Whenever I tell people here at Stanford that I have been newly hired to help expand primary care, I usually encounter incredulity followed by sympathy (if they like me). They say, "But Stanford isn't interested in primary care. Did you know…" And what follows is usually some tidbit that illustrates how implausible the proposition is. For example, "Did you know that all the staff and faculty go to PAMF?" Or as one chair said, "Stanford primary care? That's an oxymoron."
My usual answer is that this is a new day. I tell them I believe there are three reasons why Stanford wants and needs primary care today. The first is strategic survival. Stanford has always been about leading-edge tertiary and quaternary care (and no doubt quintinary care will soon be invented here as well, if Harvard doesn't beat us to it). In the past, that was more than enough to ensure Stanford's success, both financially and intellectually. Primary care meant treating colds and high blood pressure. Granted, someone had to do it, but let it not be Stanford!

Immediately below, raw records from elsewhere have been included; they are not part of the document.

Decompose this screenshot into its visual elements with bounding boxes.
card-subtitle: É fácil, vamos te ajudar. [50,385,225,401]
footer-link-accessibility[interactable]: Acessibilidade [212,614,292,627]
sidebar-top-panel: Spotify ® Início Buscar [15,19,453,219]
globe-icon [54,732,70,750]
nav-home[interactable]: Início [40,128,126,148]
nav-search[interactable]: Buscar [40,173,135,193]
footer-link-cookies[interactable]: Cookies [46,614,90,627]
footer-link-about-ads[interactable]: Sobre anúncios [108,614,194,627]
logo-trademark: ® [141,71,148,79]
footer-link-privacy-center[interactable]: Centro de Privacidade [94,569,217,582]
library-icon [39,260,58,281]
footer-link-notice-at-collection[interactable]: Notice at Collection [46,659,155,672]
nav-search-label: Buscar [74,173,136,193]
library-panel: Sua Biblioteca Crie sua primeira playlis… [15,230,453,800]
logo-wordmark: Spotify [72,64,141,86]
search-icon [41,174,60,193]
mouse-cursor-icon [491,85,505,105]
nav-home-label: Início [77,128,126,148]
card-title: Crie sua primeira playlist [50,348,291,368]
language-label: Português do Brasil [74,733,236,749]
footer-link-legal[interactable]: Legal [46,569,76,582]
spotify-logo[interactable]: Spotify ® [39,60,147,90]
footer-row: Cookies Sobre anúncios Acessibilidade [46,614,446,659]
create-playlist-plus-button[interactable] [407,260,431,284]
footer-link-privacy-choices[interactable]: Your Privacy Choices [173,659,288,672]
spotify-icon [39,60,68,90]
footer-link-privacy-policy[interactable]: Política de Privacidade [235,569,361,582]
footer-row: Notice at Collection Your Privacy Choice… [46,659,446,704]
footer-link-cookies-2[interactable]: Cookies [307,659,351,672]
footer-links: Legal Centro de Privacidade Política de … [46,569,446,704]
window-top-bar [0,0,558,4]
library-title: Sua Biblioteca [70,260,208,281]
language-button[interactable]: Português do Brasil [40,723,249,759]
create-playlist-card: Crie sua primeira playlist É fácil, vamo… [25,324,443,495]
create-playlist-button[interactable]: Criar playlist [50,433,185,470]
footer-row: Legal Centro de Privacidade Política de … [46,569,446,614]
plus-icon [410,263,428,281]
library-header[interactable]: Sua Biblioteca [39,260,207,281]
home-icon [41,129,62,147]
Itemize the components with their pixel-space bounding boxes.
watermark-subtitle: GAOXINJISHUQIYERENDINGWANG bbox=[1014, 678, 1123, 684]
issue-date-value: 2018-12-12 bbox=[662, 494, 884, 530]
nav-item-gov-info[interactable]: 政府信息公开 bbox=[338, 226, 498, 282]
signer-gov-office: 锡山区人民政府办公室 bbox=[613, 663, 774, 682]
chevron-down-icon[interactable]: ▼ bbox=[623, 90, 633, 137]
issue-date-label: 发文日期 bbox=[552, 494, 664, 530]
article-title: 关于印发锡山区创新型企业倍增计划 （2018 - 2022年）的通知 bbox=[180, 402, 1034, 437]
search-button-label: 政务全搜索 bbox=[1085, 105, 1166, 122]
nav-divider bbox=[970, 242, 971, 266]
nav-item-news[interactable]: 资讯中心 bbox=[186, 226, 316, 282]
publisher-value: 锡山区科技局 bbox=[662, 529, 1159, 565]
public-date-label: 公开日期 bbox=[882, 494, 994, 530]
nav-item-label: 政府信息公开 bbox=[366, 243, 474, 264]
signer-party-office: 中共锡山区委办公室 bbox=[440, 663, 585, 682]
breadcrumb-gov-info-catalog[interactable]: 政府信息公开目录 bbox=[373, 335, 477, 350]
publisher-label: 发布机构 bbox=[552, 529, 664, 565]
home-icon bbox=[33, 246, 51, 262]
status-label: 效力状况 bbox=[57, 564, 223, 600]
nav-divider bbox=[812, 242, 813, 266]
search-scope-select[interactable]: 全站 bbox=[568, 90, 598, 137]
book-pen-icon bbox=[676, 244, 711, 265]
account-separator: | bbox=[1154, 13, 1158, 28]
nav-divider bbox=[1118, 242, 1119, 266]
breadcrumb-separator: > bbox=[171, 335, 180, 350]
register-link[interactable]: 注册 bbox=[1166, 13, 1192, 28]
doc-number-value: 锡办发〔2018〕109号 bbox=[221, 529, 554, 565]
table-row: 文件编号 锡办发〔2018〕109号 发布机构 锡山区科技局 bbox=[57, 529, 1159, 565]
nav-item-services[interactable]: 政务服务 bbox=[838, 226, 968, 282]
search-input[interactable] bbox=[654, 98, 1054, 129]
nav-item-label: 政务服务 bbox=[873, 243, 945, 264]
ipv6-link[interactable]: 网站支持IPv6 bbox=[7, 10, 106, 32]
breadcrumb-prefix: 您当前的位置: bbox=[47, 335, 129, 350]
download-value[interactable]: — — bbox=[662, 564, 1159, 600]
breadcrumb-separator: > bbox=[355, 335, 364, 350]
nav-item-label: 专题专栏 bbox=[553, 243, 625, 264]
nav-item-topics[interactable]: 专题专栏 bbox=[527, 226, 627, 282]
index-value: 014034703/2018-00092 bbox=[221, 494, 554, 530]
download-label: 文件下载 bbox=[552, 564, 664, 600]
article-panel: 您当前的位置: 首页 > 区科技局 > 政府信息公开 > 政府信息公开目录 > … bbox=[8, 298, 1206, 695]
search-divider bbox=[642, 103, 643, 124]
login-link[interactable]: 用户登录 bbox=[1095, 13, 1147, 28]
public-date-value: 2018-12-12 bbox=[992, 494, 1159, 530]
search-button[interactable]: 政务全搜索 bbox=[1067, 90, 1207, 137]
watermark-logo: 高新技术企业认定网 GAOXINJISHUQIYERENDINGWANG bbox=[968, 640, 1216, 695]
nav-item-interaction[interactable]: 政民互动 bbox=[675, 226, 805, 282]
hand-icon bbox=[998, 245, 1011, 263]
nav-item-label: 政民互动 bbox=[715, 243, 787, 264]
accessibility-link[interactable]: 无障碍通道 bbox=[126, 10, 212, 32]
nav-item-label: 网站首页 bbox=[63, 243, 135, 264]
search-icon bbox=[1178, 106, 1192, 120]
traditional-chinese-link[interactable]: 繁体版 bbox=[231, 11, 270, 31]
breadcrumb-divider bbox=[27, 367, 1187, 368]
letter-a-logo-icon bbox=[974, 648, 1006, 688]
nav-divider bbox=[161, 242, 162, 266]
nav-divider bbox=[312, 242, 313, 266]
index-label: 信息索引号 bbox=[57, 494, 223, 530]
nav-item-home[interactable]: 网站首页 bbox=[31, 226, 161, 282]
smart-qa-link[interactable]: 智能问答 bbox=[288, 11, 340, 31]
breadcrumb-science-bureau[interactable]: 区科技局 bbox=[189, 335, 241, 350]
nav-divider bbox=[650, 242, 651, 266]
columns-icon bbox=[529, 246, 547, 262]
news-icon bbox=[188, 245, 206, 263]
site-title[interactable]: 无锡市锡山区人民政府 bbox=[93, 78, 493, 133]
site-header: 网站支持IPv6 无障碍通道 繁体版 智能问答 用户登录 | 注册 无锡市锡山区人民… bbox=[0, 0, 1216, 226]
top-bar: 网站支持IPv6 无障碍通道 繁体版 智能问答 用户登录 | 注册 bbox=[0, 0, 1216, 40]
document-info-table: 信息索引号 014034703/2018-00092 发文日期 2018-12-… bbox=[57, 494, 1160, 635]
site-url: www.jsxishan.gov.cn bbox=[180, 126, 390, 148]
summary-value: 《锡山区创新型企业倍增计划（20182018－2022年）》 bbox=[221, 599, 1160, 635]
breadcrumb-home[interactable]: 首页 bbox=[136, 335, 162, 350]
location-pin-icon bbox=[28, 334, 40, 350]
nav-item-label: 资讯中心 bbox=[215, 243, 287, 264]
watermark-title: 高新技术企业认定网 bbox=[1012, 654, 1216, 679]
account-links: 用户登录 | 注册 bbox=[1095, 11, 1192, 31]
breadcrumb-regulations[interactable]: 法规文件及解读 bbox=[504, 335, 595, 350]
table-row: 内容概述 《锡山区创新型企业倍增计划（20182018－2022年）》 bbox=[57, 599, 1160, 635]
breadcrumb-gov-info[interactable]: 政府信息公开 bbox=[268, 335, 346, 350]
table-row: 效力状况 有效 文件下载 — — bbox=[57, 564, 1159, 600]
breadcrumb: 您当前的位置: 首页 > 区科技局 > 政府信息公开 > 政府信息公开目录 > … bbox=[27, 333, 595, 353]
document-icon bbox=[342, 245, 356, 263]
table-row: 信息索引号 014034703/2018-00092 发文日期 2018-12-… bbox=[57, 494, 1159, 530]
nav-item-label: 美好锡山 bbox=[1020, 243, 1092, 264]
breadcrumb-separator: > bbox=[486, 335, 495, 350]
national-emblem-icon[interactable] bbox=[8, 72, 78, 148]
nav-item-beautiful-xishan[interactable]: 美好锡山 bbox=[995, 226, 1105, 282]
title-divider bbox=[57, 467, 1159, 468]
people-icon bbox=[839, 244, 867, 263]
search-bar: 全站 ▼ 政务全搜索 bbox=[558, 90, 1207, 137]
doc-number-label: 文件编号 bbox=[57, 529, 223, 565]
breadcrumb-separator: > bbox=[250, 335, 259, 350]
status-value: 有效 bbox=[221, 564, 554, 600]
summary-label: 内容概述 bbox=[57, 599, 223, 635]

However, as our local health care market matures, and hospitals merge and affiliate, they are increasingly regionalizing specialty referrals and procedures, and developing the competencies previously only available from academic medical centers such as Stanford. Physicians are increasingly joining large groups and cartels that direct their patients to the hospital and specialists that are a part of their system.
Stanford will probably always have the most cutting-edge treatments for the most serious and rarest of conditions. But that alone may not be enough to maintain the size and the revenue we need to remain vibrant. While Stanford currently receives a large portion of its referrals from outside the local area, we want and need to ensure that we also have a base of local primary care physicians, both faculty and affiliated network partners, to refer patients and support the core research and the teaching missions of the institution. Simply put, we need a minimum scale to ensure sufficient downstream referrals.
At a more nuanced level, however, Stanford needs primary care so that we can be a cradle-to-grave health system that can help solve the problems of health care today. Just having doctors and referrals will not be enough if we are not actively pursuing the Institute for Healthcare Improvement's "triple aim" of improving the patient experience, improving the health of populations and reducing the cost of health care. With health care now consuming 18 percent of GDP (and rising annually); the U.S. spending approximately double the amount, per capita, of the next highest-spending industrialized nation; and with health outcomes rated by the WHO as 37th (ahead of Slovenia, but behind Costa Rica), society needs new answers.
New payment mechanisms will be increasingly focused on driving quality, improving the patient experience and lowering costs. And whether it is through bundled payment, value-based purchasing, global capitation or accountable care organizations, Stanford has to provide the full spectrum of care — from primary care to acute hospital care to rehab and skilled nursing — to be able to fully participate in designing the solutions of the future.
You can't reduce hospital readmissions if you have no primary care system to coordinate discharges with; you can't reduce emergency department utilization if you don't have alternative, less expensive places for patients to go; you can't optimally manage end-of-life care if the doctor whom the patient has trusted most for twenty years is not part of the discussion and hasn't laid the groundwork with patients and families well before their final crisis. More broadly speaking, the only way that we, as a society, will be able to afford the miracles coming out of the medical research pipeline is by reducing waste, becoming more efficient and helping patients make good decisions — both for their lifestyles and for their health care.